This becomes quite simple when you use collections (and you only need to do one table scan for each table):
Oracle Setup:
CREATE TYPE intlist AS TABLE OF INT;
/
Query:
SELECT t2.col1 AS t2_col1,
t1.col1 AS t1_col1
FROM (
SELECT col1,
CAST( COLLECT( CASE col3 WHEN 'ABC' THEN col2 END ) AS INTLIST ) AS abc,
CAST( COLLECT( CASE col3 WHEN 'DEF' THEN col2 END ) AS INTLIST ) AS def,
CAST( COLLECT( CASE col3 WHEN 'GHI' THEN col2 END ) AS INTLIST ) AS ghi
FROM table1
GROUP BY col1
) t1
INNER JOIN table2 t2
ON ( t2.abc MEMBER OF t1.abc
AND t2.def MEMBER OF t1.def
AND ( t2.ghi MEMBER OF t1.ghi OR t1.ghi IS EMPTY ) );
Output:
t2_col1 t1_col1
------- -------
A1 A
A3 A
A4 A
A7 A
A8 A
A9 A
A1 B
A3 B
A4 B
A7 B
A8 B
A10 C
Update
An alternative query without using collections (it is going to be more efficient than your query but probably less efficient than collections):
SELECT t2.col1,
t1.col1
FROM table1 t1
CROSS JOIN
table2 t2
GROUP BY t1.col1, t2.col1
HAVING COUNT( CASE WHEN t1.col2 = t2.abc AND t1.col3 = 'ABC' THEN 1 END ) > 0
AND COUNT( CASE WHEN t1.col2 = t2.def AND t1.col3 = 'DEF' THEN 1 END ) > 0
AND ( COUNT( CASE WHEN t1.col2 = t2.ghi AND t1.col3 = 'GHI' THEN 1 END ) > 0
OR COUNT( CASE t1.col3 WHEN 'GHI' THEN 1 END ) = 0 )
ORDER BY t1.col1, t2.col1;
Update 2:
Changed from CROSS JOIN to INNER JOIN:
SELECT t2.col1 AS t2_col1,
t1.col1 AS t1_col1
FROM (
SELECT t1.*,
COUNT( CASE col3 WHEN 'GHI' THEN 1 END )
OVER ( PARTITION BY col1 ) AS has_ghi
FROM table1 t1
) t1
INNER JOIN table2 t2
ON ( t1.col3 = 'ABC' AND t2.abc = t1.col2 )

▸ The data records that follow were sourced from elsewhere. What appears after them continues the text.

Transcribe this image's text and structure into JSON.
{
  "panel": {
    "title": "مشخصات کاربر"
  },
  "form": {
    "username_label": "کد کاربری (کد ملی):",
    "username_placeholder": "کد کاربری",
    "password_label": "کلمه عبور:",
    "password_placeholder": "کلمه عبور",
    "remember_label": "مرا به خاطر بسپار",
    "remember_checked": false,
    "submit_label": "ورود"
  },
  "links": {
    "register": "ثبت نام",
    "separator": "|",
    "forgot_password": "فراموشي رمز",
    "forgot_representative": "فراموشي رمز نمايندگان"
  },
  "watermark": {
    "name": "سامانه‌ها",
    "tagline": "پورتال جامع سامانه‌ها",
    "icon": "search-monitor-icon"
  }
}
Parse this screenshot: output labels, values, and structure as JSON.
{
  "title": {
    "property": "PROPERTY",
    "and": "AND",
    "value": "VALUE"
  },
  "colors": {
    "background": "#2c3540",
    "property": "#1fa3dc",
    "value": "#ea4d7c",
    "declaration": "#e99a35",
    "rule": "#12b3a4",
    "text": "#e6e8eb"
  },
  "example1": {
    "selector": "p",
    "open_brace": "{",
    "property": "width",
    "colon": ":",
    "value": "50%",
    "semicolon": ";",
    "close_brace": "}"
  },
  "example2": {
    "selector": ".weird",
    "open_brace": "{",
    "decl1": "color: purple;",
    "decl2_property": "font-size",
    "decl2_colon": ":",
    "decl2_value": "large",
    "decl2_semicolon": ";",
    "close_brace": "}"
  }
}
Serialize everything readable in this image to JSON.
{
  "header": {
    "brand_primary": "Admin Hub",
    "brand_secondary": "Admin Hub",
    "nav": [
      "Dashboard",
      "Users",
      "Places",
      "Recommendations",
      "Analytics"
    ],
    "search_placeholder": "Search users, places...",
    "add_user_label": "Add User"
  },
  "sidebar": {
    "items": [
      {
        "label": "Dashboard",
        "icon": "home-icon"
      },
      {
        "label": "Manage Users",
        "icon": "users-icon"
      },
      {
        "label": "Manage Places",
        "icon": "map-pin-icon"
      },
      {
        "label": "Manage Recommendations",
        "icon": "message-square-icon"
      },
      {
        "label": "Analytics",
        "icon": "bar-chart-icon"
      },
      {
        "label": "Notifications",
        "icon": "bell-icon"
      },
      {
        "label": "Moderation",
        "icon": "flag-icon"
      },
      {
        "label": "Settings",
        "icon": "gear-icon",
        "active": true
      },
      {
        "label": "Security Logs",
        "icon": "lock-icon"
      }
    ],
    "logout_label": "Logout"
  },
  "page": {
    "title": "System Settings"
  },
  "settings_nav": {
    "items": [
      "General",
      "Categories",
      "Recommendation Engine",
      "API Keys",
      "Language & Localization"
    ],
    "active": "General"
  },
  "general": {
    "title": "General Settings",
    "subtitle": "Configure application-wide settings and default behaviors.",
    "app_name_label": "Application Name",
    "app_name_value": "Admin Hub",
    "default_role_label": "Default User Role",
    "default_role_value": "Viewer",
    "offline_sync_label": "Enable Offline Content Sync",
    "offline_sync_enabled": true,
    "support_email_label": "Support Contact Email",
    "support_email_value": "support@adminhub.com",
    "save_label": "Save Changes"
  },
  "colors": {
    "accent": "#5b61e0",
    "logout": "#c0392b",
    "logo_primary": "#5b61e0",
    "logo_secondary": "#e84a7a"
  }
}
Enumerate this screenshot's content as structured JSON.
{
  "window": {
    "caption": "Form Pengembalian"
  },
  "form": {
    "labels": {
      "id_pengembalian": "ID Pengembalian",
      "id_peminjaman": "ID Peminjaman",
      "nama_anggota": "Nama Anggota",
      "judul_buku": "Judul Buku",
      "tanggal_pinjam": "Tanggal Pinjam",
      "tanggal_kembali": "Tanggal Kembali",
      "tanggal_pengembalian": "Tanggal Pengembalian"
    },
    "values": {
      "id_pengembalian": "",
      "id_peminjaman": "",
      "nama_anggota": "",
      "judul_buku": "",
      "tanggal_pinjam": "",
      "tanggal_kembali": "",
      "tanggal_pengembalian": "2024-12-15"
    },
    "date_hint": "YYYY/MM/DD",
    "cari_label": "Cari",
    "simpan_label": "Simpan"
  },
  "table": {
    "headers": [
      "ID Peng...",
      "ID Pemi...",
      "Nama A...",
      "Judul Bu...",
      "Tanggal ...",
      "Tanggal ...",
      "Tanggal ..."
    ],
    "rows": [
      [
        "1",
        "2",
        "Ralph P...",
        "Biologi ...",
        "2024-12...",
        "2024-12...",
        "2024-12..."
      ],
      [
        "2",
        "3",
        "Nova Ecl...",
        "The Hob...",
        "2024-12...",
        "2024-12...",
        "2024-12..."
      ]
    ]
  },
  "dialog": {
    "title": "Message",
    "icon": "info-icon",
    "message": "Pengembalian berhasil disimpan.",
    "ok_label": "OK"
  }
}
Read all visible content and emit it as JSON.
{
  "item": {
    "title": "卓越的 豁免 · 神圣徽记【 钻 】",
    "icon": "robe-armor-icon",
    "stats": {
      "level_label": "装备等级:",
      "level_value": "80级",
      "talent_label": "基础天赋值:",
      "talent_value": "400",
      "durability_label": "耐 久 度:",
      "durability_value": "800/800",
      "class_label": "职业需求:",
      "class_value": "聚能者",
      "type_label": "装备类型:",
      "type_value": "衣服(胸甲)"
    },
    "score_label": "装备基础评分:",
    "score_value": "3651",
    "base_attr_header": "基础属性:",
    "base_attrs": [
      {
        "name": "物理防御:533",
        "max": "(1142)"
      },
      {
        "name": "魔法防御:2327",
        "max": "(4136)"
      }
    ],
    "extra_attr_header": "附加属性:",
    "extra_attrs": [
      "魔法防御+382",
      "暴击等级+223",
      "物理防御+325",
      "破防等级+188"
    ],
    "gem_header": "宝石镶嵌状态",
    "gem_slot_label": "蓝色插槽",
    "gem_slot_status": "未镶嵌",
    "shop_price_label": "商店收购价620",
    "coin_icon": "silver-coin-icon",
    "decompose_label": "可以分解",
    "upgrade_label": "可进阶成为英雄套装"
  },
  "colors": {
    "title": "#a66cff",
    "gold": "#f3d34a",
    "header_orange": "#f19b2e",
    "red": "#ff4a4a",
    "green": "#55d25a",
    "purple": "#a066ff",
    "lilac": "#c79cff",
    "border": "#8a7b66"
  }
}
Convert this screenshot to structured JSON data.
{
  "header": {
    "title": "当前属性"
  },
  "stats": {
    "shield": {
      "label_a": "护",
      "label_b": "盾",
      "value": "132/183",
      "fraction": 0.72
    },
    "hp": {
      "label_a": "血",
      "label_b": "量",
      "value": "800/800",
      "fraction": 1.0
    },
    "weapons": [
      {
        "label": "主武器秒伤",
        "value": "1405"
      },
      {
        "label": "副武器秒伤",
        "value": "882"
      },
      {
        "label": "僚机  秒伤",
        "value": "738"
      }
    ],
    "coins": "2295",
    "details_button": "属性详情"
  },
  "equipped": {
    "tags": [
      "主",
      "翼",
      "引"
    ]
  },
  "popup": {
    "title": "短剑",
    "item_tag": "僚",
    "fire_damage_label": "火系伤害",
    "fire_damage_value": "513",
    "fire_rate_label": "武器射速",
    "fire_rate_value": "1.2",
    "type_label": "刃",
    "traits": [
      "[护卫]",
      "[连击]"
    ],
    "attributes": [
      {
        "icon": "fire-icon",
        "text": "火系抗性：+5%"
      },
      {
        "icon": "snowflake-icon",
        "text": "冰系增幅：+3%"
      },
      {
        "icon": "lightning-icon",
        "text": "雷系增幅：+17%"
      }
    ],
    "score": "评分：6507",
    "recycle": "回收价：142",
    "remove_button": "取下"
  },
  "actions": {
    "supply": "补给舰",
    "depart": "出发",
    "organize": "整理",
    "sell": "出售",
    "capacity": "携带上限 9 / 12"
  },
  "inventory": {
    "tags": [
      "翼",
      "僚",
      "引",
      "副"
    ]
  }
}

OR ( t1.col3 = 'DEF' AND t2.def = t1.col2 )
OR ( t1.col3 = 'GHI' AND t2.ghi = t1.col2 )
GROUP BY t1.col1, t2.col1, t1.has_ghi
HAVING COUNT( CASE t1.col3 WHEN 'ABC' THEN 1 END ) > 0
AND COUNT( CASE t1.col3 WHEN 'DEF' THEN 1 END ) > 0
AND ( COUNT( CASE t1.col3 WHEN 'GHI' THEN 1 END ) > 0 OR has_ghi = 0 )
ORDER BY t1.col1, t2.col1;